Yeah, and by the way, we don’t know if it’s going to continue to go down or if it’s going to go up, but we do know it’s one of those things where you still have the ability to control how much house you can afford to buy, where you buy the house, how far your commute is, and so forth. All these things, whether you even buy versus just rent. Sure, while you’re trying to figure out what’s going on, the decision, we’ve actually realized there are a lot of variables that people just need to sit down and do the homework. Don’t get in a hurry because this is a lot of what you need to do financially. It has you going through checklists and also going through and making sure you are thinking about this in a long-term mindset, not in the instinctive, just-moment-in-time “what will make me feel good.” So we think when it comes to buying a home, there are some rules you can follow.
The first, and you just kind of alluded to this, is your timeline. Do I believe that I can be in this home for at least five to seven years? Home-buying decisions are long-term decisions. You don’t want to make that decision based on, “Okay, what does the next six months gonna look like? What’s the next one year gonna look like?” You want to make sure you give yourself enough time that even if you do buy at the top of the market or even if you do buy when prices have appreciated, if you stretch out your timeline long enough, odds are you’re going to be okay.
The second thing you want to make sure is that when you’re buying your first home, you don’t necessarily have to put 20% down on your first home. You get a little latitude. If you can only do three percent, five percent, ten percent, that’s okay, so that you can get on the homeownership side of the equation. So long as you do not run afoul of the third piece, you have to make sure you keep your housing costs less than 25 percent of your monthly gross income.
Now, with the Money Guy rule, we have taken something that’s a pretty complex personal decision and boiled it down to really three simple things. But I know that there’s a lot more. If you’re going to actually do what’s good for you, you need to probably go through a checklist to see how do you personalize this. And that’s why I would encourage you to go to moneyguy.com/resources. We have a completely free eight-part checklist that you can go through to see, “Hey, have I got all my ducks in a row when I’m making this big lifetime decision?” Because it is one of those things, Bo, that housing, we don’t know if it’s going up, we don’t know if it’s going down, as we know time will spread that out. So you need to be thinking, don’t make a one to two-year decision; make a decision that’s going to serve you well for the next decade. And I think the resources and free information we’ve shared are going to help you navigate that.

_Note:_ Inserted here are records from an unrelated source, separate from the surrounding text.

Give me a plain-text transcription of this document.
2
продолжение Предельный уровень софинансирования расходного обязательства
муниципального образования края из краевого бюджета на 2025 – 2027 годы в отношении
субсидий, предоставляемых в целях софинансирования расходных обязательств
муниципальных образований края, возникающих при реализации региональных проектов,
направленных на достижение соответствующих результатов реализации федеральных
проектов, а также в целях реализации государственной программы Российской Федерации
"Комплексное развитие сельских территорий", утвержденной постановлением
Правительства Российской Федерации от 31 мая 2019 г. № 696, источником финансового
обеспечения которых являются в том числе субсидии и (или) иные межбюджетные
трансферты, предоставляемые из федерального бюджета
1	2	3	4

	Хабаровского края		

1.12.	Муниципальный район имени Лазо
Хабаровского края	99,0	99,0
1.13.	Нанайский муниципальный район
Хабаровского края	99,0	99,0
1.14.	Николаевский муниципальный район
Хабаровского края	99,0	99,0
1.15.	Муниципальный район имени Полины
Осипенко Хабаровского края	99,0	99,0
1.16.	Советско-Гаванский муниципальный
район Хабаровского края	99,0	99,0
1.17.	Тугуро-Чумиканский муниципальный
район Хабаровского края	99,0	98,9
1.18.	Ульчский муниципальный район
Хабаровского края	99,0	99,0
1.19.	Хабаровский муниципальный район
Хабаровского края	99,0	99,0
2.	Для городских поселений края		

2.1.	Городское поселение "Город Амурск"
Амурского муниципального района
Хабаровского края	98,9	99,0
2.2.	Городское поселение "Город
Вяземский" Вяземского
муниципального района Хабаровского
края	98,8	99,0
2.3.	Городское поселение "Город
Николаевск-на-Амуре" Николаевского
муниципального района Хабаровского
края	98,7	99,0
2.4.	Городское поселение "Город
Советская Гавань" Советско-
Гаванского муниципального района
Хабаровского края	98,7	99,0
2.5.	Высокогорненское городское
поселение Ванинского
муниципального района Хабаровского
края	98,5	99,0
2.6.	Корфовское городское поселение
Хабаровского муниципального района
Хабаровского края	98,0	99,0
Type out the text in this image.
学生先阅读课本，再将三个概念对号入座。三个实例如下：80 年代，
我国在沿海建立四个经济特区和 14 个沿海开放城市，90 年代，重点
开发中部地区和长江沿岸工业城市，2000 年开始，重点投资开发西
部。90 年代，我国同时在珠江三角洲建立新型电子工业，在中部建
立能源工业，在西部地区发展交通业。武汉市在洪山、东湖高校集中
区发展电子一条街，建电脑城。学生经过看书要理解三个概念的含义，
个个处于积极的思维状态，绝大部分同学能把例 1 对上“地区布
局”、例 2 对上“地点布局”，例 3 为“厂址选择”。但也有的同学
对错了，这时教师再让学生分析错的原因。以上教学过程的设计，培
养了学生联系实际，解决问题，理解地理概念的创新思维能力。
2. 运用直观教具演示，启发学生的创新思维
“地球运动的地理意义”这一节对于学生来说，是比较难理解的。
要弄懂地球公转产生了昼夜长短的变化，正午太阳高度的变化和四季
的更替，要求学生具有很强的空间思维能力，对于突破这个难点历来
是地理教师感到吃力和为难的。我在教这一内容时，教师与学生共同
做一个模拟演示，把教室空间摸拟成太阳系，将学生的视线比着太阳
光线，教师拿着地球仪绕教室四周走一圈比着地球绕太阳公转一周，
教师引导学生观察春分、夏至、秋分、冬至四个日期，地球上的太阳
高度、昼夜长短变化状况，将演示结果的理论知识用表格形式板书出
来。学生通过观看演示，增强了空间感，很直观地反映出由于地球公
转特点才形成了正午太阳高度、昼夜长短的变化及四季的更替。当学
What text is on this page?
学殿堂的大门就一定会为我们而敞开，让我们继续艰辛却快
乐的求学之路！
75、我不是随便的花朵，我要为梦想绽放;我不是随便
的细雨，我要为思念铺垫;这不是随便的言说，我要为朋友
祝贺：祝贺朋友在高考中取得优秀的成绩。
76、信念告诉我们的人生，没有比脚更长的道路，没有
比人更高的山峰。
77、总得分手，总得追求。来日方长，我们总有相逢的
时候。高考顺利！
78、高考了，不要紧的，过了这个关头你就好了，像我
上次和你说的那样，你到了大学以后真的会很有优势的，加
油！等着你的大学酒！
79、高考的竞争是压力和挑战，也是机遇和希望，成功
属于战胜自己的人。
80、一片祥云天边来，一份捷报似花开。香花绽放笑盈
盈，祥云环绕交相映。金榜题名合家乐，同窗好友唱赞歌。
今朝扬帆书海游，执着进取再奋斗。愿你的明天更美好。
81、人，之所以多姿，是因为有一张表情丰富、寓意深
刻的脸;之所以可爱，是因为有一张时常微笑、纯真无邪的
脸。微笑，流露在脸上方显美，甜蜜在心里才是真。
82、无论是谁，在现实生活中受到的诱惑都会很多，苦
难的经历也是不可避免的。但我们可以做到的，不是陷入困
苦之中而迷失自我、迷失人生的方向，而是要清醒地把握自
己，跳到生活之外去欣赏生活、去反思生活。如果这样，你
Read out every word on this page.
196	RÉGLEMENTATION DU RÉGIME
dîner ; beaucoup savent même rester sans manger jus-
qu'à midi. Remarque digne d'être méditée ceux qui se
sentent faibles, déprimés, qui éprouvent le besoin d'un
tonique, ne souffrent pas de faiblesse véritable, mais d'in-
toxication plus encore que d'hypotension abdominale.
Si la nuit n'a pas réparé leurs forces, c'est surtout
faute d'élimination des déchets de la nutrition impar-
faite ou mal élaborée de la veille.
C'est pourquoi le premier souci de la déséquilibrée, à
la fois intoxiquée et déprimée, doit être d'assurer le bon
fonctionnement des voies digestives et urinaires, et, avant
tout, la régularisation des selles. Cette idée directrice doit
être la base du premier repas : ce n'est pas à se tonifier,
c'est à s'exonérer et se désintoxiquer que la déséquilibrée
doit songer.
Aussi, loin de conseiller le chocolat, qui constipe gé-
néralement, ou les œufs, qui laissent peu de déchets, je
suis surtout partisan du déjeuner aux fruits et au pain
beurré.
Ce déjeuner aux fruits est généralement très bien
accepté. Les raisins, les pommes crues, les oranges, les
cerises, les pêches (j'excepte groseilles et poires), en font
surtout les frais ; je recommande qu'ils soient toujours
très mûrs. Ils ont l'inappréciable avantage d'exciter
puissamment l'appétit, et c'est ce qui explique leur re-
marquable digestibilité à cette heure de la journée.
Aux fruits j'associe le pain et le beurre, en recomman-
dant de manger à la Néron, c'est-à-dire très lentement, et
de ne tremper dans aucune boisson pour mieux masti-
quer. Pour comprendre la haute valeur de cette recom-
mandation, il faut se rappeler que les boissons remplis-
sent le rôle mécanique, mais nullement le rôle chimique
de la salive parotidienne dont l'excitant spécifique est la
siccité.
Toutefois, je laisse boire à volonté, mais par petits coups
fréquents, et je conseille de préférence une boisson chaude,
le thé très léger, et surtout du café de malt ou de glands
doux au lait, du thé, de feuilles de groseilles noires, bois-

I love, Brian, that you’ve said this before: when it comes to making a housing decision, don’t make it based on the market. Don’t make it based on, “Oh, prices are going to go up or interest rates might change.” Make the decision based on the need that you have and reasonably what you can afford. And if you follow those two metrics, it’s much more likely you’re going to set yourself up for success, then get yourself into a house that you can’t afford at a time that you should not be making that decision.
I do think interest rates will go down, likely even in the next year to 18 months; however, do not get yourself in a financial situation where the only way you can be successful is for interest rates to go down in the future. And I think there are a lot of people right now trying to handicap, “Hey, I’ll overpay what I really can’t afford at this much higher interest rate, but it’s okay because interest rates will go back down to two and a half, three, three and a half percent in the next few months.” We don’t know that. We have no way to know, so make sure that you’re building your housing decision off of what we can control and what we know right now. Hopefully, it gets better, but don’t always assume you know what the rest of the story is. You know, it makes an “out” of you and me. So go ahead and make sure you handle that in your scenario planning with your finances too.